For undisclosed terms, Neptune said it acquired ENGIE Exploration and Production International, which gives it a global footing in basins from the North Sea to North Africa.
Neptune through the transaction takes on assets that produced about 154,000 net barrels of oil equivalent per day last year.
Neptune's oil and gas arm was established three years ago by equity funds Carlyle Group and CVC Capital Partner, and now China Investment Corp., to build up a strong position in the North Sea. The company is led by Sam Laidlaw, the former CEO at British multinational utility company Centrica.
Laidlaw in a statement on what could be a multi-billion dollar acquisition said the deal marks a new beginning for Neptune after three years of work.
"We aim to generate long term sustained value for the countries in which we operate, our employees and for our investors in order to create a leading international independent E&P company within the next five years," he said in a statement.
When announcing plans for the acquisition last year, The Carlyle Group said the acquisition would represent a $3.9 billion grab backed by a group of co-investors. ENGIE's exploration and production business was one of the largest in the North Sea, with proven and probable reserves of 672 million barrels mixed evenly between oil and gas.
Deirdre Michie, the chief executive at trade group Oil & Gas U.K., said the spending effort from Neptune was a testament to the legacy of North Sea operations.

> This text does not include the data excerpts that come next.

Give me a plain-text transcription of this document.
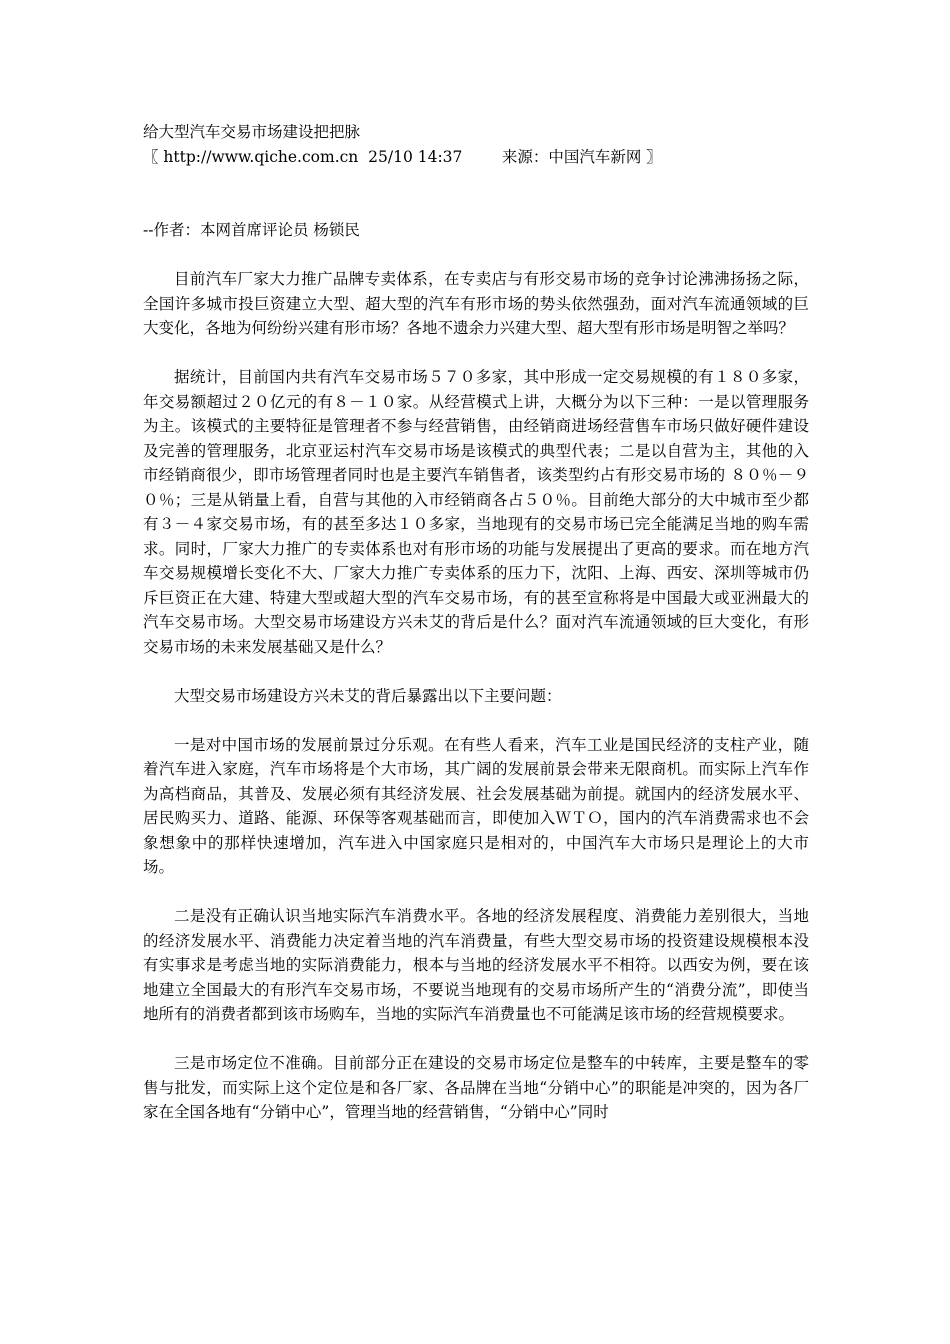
给大型汽车交易市场建设把把脉

〖 http://www.qiche.com.cn  25/10 14:37        来源：中国汽车新网 〗

--作者：本网首席评论员 杨锁民

目前汽车厂家大力推广品牌专卖体系，在专卖店与有形交易市场的竞争讨论沸沸扬扬之际，全国许多城市投巨资建立大型、超大型的汽车有形市场的势头依然强劲，面对汽车流通领域的巨大变化，各地为何纷纷兴建有形市场？各地不遗余力兴建大型、超大型有形市场是明智之举吗？

据统计，目前国内共有汽车交易市场５７０多家，其中形成一定交易规模的有１８０多家，年交易额超过２０亿元的有８－１０家。从经营模式上讲，大概分为以下三种：一是以管理服务为主。该模式的主要特征是管理者不参与经营销售，由经销商进场经营售车市场只做好硬件建设及完善的管理服务，北京亚运村汽车交易市场是该模式的典型代表；二是以自营为主，其他的入市经销商很少，即市场管理者同时也是主要汽车销售者，该类型约占有形交易市场的 ８０％－９０％；三是从销量上看，自营与其他的入市经销商各占５０％。目前绝大部分的大中城市至少都有３－４家交易市场，有的甚至多达１０多家，当地现有的交易市场已完全能满足当地的购车需求。同时，厂家大力推广的专卖体系也对有形市场的功能与发展提出了更高的要求。而在地方汽车交易规模增长变化不大、厂家大力推广专卖体系的压力下，沈阳、上海、西安、深圳等城市仍斥巨资正在大建、特建大型或超大型的汽车交易市场，有的甚至宣称将是中国最大或亚洲最大的汽车交易市场。大型交易市场建设方兴未艾的背后是什么？面对汽车流通领域的巨大变化，有形交易市场的未来发展基础又是什么？

大型交易市场建设方兴未艾的背后暴露出以下主要问题：

一是对中国市场的发展前景过分乐观。在有些人看来，汽车工业是国民经济的支柱产业，随着汽车进入家庭，汽车市场将是个大市场，其广阔的发展前景会带来无限商机。而实际上汽车作为高档商品，其普及、发展必须有其经济发展、社会发展基础为前提。就国内的经济发展水平、居民购买力、道路、能源、环保等客观基础而言，即使加入ＷＴＯ，国内的汽车消费需求也不会象想象中的那样快速增加，汽车进入中国家庭只是相对的，中国汽车大市场只是理论上的大市场。

二是没有正确认识当地实际汽车消费水平。各地的经济发展程度、消费能力差别很大，当地的经济发展水平、消费能力决定着当地的汽车消费量，有些大型交易市场的投资建设规模根本没有实事求是考虑当地的实际消费能力，根本与当地的经济发展水平不相符。以西安为例，要在该地建立全国最大的有形汽车交易市场，不要说当地现有的交易市场所产生的“消费分流”，即使当地所有的消费者都到该市场购车，当地的实际汽车消费量也不可能满足该市场的经营规模要求。

三是市场定位不准确。目前部分正在建设的交易市场定位是整车的中转库，主要是整车的零售与批发，而实际上这个定位是和各厂家、各品牌在当地“分销中心”的职能是冲突的，因为各厂家在全国各地有“分销中心”，管理当地的经营销售，“分销中心”同时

"This transaction highlights that the U.K. oil and gas sector continues to offer smart investors good commercial opportunities on the back of the huge efficiency improvements of recent years," she said in an emailed statement.
One of the major assets for Neptune is the Gjoa field in the Norwegian waters of the North Sea. Production was closed down in June after ENGIE reported a gas leak from the field.